Let $f_0(z)=f(z)-f(0)$. Additionally, assume that $f_0$ does not have a linear term, so $f'(0)=0$. Thus, the proof works for your example $f_0(z)=z^2$, or such as $f_0(z)=z^3+z^2$, $f_0(z)=z^{2023}+11z^2$, etc.
It is enough to show that $$ \mathbb{Q}(f_0^{-1}(p), p \text{ prime}) $$ has infinite degree over $\mathbb{Q}$. Enumerate primes as $p_1<p_2<\ldots$ and consider the sequence of degrees: $$ d_n=[\mathbb{Q}(f_0^{-1}(\{p_1,\ldots, p_n\}):\mathbb{Q}]. $$ If $d_n<d_{n+1}$ for infinitely many $n$, then we are done.
If not, then the sequence $d_n$ eventually stops growing. Let $N<\infty$ be the smallest index that $d_n\leq d_N$ for all $n\in\mathbb{N}$. Consider $D_N=\text{disc}_{\mathbb{Q}} \mathbb{Q}(f_0^{-1}(\{p_1,\ldots, p_N\})$. Then every prime $p$ has a factor $\alpha^2$ with some $\alpha$ in the ring of integers of this field $\mathbb{Q}(f_0^{-1}(\{p_1,\ldots, p_N\})$. By taking $\alpha$ with $f_0(\alpha)=p$ and norm of $\alpha$ in $\mathbb{Q}(\alpha)$ equals $\pm p$, this can be done by taking a root of an irreducible factor of $f_0(z)-p$ whose constant coefficient is $\pm p$. Thus, every prime is ramified in this field. This is a contradiction since ramified primes are those dividing the discriminant $D_N$.
Added proof of a further claim (11/1/2023)
The proof also works for $f_0(z)$ is divisible by $g(z)^2$ with $g(z)\in\mathbb{Z}[z]$ of degree at least $1$.
Let $n$ be the degree of $f_0$, it also is the degree of $f$, and $n\geq 2$. Let $m$ be the degree of $g$, so $2m\leq n$. Let $M$ be the maximum of absolute values of coefficients in $g(z)$ and $f_0(z)$. If we have $$ |z|\leq \frac{p^{1/n}}{(2nM)^{1/n}}, $$ then $|f_0(z)|\leq nM\frac{p}{2nM}=p/2 <p$. Thus, any root $\alpha$ of $f_0(z)=p$ satisfies $$|\alpha|>\frac{p^{1/n}}{(2nM)^{1/n}}.$$ Take sufficiently large prime $p$ so that the right side of above is greater than $1$.
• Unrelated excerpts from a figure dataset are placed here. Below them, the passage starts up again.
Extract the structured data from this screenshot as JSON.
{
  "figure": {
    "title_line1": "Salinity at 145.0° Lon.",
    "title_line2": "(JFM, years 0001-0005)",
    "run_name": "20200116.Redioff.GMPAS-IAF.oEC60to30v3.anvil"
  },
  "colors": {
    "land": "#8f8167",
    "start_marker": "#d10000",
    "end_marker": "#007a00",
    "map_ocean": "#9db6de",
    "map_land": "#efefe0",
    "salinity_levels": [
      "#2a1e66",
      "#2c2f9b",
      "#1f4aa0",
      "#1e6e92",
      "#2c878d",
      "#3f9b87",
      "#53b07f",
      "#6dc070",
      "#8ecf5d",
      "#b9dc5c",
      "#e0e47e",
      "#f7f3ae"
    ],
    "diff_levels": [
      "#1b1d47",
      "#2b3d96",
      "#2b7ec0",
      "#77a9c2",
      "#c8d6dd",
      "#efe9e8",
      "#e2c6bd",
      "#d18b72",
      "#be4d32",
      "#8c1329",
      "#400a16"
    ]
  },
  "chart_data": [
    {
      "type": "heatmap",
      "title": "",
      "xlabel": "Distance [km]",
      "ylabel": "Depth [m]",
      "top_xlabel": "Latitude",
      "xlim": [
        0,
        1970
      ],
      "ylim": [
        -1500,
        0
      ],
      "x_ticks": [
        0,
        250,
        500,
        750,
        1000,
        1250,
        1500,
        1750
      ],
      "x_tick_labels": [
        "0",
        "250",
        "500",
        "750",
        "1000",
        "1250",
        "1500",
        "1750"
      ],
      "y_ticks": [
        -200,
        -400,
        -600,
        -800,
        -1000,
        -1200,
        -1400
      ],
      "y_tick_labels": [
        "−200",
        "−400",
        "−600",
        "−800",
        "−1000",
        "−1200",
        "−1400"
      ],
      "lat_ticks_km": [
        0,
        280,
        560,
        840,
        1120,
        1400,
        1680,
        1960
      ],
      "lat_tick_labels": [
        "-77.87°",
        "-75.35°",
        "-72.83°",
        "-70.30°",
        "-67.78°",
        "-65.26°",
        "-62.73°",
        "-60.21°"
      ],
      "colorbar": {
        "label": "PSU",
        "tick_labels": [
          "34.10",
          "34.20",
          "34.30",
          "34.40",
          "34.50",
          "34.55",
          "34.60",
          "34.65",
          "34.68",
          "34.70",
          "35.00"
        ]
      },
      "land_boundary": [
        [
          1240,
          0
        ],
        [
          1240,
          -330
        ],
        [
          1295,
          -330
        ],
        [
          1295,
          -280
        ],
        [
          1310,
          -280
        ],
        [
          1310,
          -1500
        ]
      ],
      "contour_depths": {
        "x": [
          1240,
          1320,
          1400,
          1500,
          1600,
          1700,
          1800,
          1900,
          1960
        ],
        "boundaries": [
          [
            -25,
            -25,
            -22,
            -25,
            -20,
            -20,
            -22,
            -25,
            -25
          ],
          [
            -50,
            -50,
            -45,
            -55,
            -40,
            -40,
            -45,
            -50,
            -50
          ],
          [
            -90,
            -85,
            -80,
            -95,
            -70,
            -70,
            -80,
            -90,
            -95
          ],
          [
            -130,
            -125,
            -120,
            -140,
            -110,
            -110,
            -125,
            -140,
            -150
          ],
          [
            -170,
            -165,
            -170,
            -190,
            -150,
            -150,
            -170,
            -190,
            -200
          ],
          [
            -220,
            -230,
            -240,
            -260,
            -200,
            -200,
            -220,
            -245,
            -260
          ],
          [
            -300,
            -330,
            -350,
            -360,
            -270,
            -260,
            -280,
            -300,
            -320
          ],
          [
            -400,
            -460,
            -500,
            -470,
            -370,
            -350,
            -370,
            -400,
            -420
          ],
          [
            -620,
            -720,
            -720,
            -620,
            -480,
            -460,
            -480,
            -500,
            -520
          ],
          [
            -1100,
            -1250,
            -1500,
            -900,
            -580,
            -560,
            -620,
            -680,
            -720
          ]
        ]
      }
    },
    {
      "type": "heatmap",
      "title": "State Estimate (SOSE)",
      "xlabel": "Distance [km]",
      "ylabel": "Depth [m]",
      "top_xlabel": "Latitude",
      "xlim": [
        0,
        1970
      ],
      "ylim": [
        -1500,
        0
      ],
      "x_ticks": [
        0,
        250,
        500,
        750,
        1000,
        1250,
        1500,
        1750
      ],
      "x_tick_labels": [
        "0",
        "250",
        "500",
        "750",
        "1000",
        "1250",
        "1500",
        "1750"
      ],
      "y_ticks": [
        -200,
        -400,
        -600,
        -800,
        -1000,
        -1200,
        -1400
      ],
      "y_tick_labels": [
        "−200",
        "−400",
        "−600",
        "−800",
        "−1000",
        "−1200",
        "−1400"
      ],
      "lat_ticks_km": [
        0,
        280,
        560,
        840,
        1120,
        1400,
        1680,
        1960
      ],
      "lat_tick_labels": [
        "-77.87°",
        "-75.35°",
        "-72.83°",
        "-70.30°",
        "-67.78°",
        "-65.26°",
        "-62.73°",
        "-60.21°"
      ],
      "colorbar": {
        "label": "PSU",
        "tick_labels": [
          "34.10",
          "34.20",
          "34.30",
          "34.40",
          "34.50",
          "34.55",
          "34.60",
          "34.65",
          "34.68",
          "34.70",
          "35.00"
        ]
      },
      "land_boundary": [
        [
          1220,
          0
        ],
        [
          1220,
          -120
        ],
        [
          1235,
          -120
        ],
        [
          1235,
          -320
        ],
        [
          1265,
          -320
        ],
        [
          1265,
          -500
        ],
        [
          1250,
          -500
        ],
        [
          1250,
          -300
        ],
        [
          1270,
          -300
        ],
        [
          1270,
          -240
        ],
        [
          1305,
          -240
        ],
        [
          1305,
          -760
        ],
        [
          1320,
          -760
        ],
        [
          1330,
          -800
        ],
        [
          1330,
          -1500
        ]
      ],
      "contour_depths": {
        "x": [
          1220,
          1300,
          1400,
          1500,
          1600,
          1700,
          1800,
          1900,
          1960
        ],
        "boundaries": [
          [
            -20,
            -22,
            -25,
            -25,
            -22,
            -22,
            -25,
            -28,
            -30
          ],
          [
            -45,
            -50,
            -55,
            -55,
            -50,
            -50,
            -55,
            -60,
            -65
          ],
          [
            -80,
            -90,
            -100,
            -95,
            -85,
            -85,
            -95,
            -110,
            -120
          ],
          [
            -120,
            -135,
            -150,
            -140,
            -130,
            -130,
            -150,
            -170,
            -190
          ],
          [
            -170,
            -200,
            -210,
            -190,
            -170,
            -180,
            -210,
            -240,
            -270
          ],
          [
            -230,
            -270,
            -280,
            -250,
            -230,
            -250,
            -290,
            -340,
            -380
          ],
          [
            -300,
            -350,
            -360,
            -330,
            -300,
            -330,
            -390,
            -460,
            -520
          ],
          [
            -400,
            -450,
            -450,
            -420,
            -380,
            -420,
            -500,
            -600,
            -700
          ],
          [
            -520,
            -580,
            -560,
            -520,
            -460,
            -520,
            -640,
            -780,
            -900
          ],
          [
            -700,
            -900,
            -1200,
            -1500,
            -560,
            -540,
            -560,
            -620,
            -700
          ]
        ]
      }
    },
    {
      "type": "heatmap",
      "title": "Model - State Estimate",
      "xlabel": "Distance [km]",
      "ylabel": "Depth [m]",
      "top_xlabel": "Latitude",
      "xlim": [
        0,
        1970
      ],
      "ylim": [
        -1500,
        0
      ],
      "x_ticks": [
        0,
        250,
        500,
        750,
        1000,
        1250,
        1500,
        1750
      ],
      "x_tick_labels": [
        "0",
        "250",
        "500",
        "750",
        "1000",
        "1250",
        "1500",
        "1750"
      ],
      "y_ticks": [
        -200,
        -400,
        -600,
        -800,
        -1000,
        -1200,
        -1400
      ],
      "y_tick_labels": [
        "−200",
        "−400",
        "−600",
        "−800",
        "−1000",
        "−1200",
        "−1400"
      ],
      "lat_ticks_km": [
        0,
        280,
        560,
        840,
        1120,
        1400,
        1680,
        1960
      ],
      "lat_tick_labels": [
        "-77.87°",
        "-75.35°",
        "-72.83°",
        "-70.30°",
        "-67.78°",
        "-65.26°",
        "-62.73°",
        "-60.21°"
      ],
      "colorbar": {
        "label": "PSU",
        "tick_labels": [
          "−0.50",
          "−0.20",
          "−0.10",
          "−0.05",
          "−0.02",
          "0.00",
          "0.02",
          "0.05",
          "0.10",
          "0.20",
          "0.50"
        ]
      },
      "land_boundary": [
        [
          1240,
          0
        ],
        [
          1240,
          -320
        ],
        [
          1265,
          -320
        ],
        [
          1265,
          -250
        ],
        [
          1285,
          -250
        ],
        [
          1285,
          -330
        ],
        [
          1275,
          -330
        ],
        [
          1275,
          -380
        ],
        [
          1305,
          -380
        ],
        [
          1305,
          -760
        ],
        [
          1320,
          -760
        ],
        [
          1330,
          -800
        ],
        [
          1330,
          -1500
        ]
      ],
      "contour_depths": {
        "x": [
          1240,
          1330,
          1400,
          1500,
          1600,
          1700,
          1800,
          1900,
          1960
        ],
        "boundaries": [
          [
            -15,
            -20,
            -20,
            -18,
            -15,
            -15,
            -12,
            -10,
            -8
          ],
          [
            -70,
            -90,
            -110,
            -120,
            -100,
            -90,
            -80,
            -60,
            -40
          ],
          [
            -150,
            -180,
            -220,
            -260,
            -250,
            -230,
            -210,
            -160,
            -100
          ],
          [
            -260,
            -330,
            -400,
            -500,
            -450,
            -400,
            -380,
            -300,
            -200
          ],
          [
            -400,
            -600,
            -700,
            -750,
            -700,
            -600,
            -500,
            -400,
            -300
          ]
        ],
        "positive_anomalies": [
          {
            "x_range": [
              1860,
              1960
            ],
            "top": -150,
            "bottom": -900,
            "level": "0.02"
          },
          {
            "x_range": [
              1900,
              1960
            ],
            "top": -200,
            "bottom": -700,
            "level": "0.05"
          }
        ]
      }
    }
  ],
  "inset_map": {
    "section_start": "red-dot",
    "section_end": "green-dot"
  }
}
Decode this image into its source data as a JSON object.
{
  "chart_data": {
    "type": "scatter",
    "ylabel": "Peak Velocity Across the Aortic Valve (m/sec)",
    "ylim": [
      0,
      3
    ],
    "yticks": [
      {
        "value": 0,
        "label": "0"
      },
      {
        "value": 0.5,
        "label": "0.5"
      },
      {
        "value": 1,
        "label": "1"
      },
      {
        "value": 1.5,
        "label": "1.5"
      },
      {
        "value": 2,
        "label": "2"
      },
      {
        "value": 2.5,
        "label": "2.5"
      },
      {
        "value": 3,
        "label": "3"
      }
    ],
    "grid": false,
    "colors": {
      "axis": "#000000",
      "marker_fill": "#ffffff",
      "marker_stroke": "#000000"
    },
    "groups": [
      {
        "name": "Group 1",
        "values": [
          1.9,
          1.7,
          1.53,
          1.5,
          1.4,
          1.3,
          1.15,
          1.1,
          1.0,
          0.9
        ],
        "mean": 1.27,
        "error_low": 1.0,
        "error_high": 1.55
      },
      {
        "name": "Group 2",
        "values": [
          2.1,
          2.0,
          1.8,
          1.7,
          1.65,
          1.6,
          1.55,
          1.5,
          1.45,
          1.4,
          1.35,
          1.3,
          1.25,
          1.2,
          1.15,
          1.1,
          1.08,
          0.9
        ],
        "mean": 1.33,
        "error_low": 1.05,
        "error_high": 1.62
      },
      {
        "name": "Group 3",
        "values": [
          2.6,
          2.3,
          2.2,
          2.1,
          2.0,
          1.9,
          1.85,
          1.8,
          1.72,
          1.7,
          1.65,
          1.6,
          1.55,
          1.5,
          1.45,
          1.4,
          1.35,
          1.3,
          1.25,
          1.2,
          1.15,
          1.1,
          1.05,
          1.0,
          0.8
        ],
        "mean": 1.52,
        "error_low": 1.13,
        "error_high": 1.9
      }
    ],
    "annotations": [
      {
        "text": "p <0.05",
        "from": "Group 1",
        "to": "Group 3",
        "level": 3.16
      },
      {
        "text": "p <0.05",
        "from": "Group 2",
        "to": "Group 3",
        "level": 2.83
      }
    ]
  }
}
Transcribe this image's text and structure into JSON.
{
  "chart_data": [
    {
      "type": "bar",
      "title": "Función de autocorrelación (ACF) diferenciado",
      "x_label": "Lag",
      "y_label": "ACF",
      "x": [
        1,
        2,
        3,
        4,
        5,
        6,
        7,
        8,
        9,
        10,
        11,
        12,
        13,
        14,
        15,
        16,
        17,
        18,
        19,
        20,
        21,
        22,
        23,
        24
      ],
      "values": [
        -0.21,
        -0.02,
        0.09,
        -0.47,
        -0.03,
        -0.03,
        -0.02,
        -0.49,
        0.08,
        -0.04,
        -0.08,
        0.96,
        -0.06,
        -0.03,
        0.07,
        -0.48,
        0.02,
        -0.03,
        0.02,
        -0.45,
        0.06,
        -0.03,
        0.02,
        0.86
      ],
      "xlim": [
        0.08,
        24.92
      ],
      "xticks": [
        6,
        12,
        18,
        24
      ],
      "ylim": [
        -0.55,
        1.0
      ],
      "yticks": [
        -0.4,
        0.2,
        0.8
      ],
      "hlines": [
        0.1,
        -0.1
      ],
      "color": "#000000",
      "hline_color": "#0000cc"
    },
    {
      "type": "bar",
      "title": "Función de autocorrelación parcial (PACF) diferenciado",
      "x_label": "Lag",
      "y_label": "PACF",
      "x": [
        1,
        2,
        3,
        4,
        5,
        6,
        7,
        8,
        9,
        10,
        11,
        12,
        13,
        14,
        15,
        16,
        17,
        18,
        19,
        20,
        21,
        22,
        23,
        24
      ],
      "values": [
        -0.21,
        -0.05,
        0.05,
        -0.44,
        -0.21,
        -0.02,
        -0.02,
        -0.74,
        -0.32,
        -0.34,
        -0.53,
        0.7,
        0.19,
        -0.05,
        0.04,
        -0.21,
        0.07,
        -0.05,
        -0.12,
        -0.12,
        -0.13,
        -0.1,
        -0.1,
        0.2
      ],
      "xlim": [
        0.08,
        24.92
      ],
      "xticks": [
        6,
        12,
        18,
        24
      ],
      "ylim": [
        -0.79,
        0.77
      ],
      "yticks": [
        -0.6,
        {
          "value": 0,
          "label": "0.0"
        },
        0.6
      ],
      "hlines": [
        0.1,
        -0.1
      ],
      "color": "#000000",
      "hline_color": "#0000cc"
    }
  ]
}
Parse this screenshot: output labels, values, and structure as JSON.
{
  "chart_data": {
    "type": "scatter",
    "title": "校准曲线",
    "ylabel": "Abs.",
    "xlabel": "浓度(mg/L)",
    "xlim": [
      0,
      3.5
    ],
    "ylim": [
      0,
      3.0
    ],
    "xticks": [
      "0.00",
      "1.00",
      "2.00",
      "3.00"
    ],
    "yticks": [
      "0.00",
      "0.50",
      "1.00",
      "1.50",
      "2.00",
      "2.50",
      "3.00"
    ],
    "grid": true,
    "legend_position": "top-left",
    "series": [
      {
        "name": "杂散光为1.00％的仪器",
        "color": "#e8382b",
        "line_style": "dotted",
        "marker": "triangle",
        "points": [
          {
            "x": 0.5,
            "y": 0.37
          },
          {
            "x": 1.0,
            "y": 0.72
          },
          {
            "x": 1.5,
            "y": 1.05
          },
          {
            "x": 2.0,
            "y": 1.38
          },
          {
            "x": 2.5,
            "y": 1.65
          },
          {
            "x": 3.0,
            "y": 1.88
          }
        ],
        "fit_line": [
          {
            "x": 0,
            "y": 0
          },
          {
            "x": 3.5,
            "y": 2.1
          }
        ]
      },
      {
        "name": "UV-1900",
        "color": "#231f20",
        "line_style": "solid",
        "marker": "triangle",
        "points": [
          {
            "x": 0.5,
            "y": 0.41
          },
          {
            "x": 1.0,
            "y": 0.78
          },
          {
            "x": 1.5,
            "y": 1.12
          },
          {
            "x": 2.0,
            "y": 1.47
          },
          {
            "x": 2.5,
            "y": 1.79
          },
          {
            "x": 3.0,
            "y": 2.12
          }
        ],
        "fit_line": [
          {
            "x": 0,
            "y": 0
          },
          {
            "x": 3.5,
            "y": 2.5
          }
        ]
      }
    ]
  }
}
By triangle inequality with isolating leading term of $g$, we have $$|g(\alpha)|\geq |\alpha|^m-mM|\alpha|^{m-1}=|\alpha|^{m-1}(|\alpha|-mM).$$
For prime $p$ large enough, $|g(\alpha)|\geq 2$ is guaranteed, in fact, $p\geq 2nM(2mM)^n$ works. The full set of conjugates of $g(\alpha)$ is a subset of $\{g(\alpha_j), j=1,\ldots, d\}$, where $\alpha_j$ are full set of conjugates of $\alpha$. Since $f_0(\alpha_j)=p$ for each $j=1,\ldots, d$, the norm of $g(\alpha)$ cannot equal $\pm 1$. Thus, $g(\alpha)$ for any $\alpha$ is not a unit in the ring of integers of $K=\mathbb{Q}(f_0^{-1}(\{p_1,\ldots, p_N\})$, provided that $p\geq 2nM(2mM)^n$. Then the square of the principal ideal generated by $g(\alpha)$ is a factor of $p\mathcal{O}_K$, here, $\mathcal{O}_K$ is the ring of integers of $K$. Therefore, any prime $p\geq 2nM(2mM)^n$ is ramified in $K$. This is a contradiction since ramified primes are those dividing the discriminant $D_N$.